Calculating Work Done by Impulsive Force

[erisedk]

Homework Statement

A force exerts an impulse J on a particle changing its speed from u to 2u. The applied force and the initial velocity are oppositely directed along the same line. The work done by the force is--
Ans: Ju/2

Homework Equations

Impulse= force*time
impulse=change in momentum

The Attempt at a Solution

Since applied force and initial velocity are oppositely directed, J=m(2u-(-u))=3mu.
Work=Force*displacement=Impulse*displacement/time=Impulse*velocity
But velocity is not constant. I don't know what to do from here.

 

[vela]

Hint: You can express the kinetic energy in terms of momentum: $K = \frac{p^2}{2m}$.

 

[haruspex]

There's a bit of a catch here. Consider two phases. In the first phase, velocity changes from u in one direction to u in the opposite direction. How much work has been done so far?

 

[erisedk]

Zero!oo) because change in kinetic energy is zero.
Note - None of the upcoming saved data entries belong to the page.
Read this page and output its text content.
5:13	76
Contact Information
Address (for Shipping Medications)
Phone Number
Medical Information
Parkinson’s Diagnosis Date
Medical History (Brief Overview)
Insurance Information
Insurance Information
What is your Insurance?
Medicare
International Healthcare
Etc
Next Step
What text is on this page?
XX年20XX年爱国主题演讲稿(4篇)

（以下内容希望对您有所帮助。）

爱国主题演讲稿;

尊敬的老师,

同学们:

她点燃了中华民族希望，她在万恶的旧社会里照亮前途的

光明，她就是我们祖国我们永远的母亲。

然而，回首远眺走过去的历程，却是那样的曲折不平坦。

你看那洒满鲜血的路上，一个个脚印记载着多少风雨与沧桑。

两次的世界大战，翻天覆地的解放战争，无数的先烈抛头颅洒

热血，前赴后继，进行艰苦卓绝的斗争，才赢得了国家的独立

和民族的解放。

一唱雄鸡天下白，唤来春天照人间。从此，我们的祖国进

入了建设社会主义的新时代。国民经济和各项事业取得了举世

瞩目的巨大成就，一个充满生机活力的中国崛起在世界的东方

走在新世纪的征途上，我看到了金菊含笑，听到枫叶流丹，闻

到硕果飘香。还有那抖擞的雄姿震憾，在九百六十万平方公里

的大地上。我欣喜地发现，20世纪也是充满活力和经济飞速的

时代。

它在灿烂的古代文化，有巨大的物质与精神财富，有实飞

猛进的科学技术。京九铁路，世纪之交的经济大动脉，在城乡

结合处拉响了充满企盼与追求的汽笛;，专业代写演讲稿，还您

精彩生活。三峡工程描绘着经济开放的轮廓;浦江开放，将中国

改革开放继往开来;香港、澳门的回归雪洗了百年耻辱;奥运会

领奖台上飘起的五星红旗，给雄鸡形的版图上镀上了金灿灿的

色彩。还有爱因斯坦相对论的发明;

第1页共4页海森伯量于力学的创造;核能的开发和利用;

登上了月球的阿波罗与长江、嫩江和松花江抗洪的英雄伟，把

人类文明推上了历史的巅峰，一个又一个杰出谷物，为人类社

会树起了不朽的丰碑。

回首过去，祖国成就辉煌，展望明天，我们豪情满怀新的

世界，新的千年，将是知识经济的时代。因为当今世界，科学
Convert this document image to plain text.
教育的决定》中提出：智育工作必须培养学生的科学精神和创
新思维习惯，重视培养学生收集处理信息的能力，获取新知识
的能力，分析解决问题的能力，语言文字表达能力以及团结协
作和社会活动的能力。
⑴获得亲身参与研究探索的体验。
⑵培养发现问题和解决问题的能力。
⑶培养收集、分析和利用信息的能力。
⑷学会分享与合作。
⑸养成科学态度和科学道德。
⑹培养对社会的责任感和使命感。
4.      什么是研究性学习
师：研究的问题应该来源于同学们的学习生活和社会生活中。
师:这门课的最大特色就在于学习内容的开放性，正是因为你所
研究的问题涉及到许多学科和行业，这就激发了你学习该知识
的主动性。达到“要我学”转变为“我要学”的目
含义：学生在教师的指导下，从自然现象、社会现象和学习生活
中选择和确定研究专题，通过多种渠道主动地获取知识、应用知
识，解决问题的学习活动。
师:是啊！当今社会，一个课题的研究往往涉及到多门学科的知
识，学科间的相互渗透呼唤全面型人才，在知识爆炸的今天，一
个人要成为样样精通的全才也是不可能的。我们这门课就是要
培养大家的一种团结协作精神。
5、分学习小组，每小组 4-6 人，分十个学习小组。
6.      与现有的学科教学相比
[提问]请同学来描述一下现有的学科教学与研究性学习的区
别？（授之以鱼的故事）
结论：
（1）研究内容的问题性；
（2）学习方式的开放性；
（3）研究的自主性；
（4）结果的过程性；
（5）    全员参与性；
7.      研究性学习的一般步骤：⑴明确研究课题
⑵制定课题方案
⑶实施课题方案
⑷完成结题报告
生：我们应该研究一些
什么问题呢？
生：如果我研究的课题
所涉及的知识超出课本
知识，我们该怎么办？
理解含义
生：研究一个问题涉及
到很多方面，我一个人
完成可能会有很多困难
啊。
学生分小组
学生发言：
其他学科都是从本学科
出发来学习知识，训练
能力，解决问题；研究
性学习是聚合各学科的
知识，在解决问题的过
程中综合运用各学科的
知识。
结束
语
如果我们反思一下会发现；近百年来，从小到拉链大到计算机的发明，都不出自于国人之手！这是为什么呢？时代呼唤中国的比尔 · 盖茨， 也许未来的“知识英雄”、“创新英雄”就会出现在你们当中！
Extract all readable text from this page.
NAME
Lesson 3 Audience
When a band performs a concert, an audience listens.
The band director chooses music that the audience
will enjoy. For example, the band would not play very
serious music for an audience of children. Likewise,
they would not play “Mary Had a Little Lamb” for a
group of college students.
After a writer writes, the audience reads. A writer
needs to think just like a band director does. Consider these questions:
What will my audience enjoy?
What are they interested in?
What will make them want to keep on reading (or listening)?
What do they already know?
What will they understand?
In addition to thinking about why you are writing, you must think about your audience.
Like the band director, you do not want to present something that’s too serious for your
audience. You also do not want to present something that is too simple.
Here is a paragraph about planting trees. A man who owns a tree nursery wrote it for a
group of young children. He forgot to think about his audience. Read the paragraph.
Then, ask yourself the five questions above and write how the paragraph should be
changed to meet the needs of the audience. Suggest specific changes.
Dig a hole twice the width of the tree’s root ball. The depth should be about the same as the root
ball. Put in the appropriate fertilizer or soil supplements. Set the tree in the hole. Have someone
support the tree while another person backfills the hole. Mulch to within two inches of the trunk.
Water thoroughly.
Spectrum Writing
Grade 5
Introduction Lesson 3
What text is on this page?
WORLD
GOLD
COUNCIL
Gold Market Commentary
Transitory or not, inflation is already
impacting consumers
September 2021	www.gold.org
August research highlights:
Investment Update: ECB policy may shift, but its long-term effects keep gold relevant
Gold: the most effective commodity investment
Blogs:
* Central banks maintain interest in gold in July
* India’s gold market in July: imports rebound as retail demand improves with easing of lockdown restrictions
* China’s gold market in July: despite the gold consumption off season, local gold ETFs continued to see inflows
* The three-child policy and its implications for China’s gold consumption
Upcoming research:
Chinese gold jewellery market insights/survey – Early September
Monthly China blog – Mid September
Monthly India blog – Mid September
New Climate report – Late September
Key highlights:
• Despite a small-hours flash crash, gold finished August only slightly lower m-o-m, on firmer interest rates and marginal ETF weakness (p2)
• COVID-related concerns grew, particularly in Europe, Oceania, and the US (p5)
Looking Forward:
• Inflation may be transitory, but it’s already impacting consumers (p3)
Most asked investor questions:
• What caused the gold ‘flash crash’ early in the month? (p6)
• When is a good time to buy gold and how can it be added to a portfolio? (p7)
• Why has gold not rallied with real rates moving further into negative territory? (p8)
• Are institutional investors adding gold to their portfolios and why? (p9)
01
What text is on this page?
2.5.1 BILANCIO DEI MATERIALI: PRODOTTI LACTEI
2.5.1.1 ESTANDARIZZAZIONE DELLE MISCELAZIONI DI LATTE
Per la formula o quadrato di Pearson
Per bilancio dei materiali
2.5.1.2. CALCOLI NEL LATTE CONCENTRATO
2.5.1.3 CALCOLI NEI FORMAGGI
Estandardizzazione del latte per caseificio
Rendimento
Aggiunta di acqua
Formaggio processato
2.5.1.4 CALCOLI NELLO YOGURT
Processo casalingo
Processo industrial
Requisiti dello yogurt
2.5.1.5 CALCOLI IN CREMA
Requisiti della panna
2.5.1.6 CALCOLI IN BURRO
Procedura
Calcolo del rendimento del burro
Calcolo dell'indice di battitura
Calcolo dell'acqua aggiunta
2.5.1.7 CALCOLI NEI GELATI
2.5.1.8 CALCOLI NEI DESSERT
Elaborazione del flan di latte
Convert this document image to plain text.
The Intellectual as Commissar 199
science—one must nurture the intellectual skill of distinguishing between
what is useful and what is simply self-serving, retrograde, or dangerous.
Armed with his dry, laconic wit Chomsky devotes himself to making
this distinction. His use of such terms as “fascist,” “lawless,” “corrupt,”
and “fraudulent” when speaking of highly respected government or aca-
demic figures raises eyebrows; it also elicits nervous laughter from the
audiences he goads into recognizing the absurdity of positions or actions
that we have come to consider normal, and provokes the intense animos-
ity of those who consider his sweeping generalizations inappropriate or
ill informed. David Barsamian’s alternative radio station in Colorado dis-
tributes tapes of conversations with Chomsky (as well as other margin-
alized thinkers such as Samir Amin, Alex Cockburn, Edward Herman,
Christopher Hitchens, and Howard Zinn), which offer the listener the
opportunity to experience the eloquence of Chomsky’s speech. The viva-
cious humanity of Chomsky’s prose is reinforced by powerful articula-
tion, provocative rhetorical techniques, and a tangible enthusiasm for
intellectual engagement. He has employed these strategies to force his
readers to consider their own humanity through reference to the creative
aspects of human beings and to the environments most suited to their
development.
Then change in ke when the velocity becomes 2u will be 1/2m(4u^2)-1/2mu^2=3/2mu^2. Impulse is 3mu so work is Ju/2! Yay! Thanks for helping haruspex and vela. But now that I think about it, there is no need to consider two phases of the motion. All I can do is subtract initial ke from final ke and express it in the form of impulse and u.

 

[haruspex]

now that I think about it, there is no need to consider two phases of the motion. All I can do is subtract initial ke from final ke and express it in the form of impulse and u.

Yes, but I thought you might fall into the trap of applying vela's equation to the change in momentum, giving K = $\frac{J^2}{2m} = \frac J{6u}$. The point being that the difference of the squares is not the same as the square of the difference.